Anti caspase3

For immunohistochemistry experiments, explants were fixed with 4% PFA for 10 mins at RT, followed by permeabilization with 0.1% NP40 for 30 mins at 37°C. Next, the cells were blocked with 1% BSA in PBS for 30 mins at 37°C, prior to incubation with the primary antibody for 1h at 37°C. Primary antibodies were prepared in blocking solution, and were used in the following dilutions: mouse anti-E-cadherin antibody (BD Biosciences) (1:200), mouse anti-Paxillin antibody (BD Biosciences) (1:200), and rabbit anti-Active Yap1 (Abcam)(1:200), anti-pH3(S10) (Abcam, 1:200), anti-Caspase3 (R&D Systems, 1:200).
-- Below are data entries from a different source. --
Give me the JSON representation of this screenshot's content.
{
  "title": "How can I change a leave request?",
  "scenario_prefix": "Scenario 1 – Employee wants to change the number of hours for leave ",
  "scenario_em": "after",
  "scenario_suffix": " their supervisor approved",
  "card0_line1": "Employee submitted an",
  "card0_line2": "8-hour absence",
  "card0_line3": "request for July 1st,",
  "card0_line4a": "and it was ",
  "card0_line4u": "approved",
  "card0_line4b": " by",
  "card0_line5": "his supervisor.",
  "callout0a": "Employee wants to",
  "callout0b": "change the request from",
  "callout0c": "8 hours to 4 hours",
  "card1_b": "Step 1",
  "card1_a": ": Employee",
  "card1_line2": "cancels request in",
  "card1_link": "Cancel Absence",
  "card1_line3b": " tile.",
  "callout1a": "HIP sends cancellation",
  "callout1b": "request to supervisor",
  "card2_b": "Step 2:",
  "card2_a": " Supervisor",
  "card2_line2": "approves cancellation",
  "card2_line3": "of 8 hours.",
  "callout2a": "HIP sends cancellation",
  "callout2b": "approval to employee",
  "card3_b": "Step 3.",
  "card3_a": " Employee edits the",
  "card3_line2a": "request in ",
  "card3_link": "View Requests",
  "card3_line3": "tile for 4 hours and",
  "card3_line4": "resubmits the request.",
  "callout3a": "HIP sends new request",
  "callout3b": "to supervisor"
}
Following primary antibody incubation, the explants were washed 4X times in PBS for 10 mins and incubated in a secondary antibody cocktail for 30 mins at 37°C. Finally, cells were washed 3X times in PBS and stained with DAPI or Phalloidin for 20 mins at RT. Post antibody staining, imaging was performed using Andor/Olympus Spinning Disk Confocal microscope at BRC facility, Cornell University.For Proximity Ligation Assay (PLA), explants were fixed and permeabilized as described above.The primary antibodies used were: Mouse Anti-YAP1 (DSHB) (1:5) and Rabbit Anti-TEAD1 (Abcam) (1:200). Following primary antibody incubation, the remaining steps of PLA were performed using reagents from the Duolink PLA detection kit (Sigma Aldrich, DUO92101) according to the manufacturer’s protocol.